Préface
Marie-Christine Cabié
Certains pourraient être surpris par le thème même de cet ouvrage. En quoi les théories développées par Jean Piaget peuvent-elles être utiles dans les thérapies de couple ? Que peuvent-elles apporter sur le plan épistémologique à l’approche systémique ?
Voilà déjà une dizaine d’années, lors d’un trajet en train entre Neuchâtel et Genève, j’ai eu l’occasion d’écouter Olivier Real del Sarte parler de l’œuvre de Piaget, de la façon dont il l’utilisait dans sa pratique de thérapeute de famille et de couple d’orientation systémique. Son enthousiasme a su éveiller ma curiosité et mon intérêt pour toute une partie fondamentale et pourtant moins connue de l’œuvre de Piaget que ne le sont ses études sur le développement de l’enfant.
Par la suite, nos discussions théoriques et cliniques ont confirmé la pertinence de cet apport pour la compréhension des échanges au sein des familles et des couples, et pour la pratique clinique.

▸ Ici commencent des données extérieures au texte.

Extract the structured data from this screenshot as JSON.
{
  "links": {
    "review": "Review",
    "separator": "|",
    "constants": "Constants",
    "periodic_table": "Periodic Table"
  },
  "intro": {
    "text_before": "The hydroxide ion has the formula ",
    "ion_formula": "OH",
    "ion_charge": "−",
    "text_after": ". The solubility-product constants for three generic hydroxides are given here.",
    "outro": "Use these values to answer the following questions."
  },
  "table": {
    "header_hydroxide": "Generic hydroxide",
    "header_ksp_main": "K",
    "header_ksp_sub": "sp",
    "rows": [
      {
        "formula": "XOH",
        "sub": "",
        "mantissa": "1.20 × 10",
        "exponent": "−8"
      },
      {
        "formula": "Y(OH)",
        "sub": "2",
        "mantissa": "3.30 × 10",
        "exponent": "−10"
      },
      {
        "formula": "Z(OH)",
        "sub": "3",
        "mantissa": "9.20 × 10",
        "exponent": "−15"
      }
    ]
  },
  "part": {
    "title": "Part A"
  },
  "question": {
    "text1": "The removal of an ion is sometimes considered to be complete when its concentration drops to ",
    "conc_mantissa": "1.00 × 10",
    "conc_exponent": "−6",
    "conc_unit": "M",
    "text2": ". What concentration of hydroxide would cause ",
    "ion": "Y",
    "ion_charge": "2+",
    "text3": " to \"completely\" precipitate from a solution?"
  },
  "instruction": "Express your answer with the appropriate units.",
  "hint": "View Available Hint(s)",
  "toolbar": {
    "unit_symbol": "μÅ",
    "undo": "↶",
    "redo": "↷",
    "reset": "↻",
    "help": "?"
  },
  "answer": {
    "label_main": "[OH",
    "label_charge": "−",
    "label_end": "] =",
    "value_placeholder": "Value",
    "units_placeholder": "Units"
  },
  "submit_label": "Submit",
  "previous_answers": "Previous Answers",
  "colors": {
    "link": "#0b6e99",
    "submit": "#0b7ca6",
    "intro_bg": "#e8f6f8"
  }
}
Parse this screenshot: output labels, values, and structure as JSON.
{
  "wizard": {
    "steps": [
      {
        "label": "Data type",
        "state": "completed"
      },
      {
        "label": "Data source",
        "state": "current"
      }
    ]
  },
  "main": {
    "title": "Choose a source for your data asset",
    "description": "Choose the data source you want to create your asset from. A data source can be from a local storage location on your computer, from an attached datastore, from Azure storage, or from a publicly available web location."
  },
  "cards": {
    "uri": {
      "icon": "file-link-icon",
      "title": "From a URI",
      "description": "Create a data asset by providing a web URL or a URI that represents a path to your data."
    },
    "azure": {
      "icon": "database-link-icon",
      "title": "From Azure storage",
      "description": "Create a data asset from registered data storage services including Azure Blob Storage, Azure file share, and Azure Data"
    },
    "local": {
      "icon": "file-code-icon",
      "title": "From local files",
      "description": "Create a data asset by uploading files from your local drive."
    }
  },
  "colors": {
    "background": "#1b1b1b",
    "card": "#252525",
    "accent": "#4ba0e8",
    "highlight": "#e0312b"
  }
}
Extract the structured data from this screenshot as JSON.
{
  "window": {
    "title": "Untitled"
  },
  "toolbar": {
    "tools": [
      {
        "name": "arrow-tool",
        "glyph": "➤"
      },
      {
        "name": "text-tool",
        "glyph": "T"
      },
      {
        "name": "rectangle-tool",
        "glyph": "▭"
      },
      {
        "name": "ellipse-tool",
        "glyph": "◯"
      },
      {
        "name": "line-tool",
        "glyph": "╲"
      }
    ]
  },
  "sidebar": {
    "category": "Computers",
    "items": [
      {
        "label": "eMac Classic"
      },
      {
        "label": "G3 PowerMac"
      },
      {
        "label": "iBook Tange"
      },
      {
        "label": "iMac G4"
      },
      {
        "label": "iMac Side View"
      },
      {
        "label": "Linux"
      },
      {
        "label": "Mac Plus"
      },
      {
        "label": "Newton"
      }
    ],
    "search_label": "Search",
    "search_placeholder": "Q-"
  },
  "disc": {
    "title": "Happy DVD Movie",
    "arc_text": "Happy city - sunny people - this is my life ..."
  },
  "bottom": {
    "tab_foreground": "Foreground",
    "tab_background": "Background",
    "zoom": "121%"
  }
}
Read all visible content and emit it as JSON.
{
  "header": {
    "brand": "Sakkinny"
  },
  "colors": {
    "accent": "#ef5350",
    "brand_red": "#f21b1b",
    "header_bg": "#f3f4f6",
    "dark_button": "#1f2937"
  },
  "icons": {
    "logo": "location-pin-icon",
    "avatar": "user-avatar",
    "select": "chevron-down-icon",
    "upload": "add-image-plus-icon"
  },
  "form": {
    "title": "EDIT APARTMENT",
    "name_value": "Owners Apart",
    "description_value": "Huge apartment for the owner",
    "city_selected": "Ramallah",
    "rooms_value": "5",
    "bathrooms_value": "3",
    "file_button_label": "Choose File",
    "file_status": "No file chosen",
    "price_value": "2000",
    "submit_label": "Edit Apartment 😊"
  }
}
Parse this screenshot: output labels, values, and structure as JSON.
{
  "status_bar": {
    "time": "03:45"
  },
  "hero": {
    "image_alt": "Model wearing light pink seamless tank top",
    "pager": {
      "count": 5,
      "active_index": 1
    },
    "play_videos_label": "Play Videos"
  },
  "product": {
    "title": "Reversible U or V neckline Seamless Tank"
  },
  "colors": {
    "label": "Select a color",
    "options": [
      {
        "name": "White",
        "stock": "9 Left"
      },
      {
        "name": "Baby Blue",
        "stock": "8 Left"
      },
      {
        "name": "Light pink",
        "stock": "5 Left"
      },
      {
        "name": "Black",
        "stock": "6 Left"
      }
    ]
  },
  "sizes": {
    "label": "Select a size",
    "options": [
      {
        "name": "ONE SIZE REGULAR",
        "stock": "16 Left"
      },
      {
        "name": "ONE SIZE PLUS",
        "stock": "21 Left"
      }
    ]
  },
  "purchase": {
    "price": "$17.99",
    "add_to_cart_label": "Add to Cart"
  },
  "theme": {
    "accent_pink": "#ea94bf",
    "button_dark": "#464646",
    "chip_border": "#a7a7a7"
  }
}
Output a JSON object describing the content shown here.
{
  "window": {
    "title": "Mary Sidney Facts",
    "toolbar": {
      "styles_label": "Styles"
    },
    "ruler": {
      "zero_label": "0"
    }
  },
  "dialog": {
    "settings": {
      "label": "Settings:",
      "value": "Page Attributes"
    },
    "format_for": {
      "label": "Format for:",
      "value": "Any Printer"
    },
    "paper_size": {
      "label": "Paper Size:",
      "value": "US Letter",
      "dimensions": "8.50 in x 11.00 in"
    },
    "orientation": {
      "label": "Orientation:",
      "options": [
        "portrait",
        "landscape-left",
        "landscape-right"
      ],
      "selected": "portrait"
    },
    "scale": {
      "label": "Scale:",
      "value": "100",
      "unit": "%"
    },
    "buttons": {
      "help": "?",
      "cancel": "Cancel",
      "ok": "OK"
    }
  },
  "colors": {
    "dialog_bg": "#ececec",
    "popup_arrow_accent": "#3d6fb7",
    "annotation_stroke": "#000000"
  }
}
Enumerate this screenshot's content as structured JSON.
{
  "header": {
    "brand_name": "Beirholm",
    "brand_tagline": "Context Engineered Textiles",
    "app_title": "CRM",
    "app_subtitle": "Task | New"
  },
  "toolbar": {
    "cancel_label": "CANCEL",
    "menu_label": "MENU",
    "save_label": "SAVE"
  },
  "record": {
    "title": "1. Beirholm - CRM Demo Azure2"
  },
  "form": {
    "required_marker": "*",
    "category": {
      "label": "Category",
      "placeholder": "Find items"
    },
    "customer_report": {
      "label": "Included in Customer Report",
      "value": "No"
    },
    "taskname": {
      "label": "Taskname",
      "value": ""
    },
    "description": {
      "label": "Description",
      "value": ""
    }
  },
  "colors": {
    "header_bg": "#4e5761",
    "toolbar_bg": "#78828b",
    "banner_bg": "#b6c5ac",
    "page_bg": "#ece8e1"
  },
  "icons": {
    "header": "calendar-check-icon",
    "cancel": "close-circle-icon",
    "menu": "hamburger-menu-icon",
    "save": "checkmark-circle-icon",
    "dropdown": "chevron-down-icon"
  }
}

Au cours de notre parcours professionnel, nous avons tous été confrontés à des situations conflictuelles au sein des couples et des familles, situations qui nous ont semblé inextricables. Souvenez-vous… Chacun des protagonistes reste campé sur sa position, sur sa vision des difficultés, sur son bon droit. Rancœur et agressivité sont au premier plan. Il n’est pas possible de faire de place pour l’autre. Toute empathie a disparu. Le couple, la famille tente de nous mettre dans une position de juge, position impossible dans laquelle nous savons bien que nous ne pouvons qu’échouer.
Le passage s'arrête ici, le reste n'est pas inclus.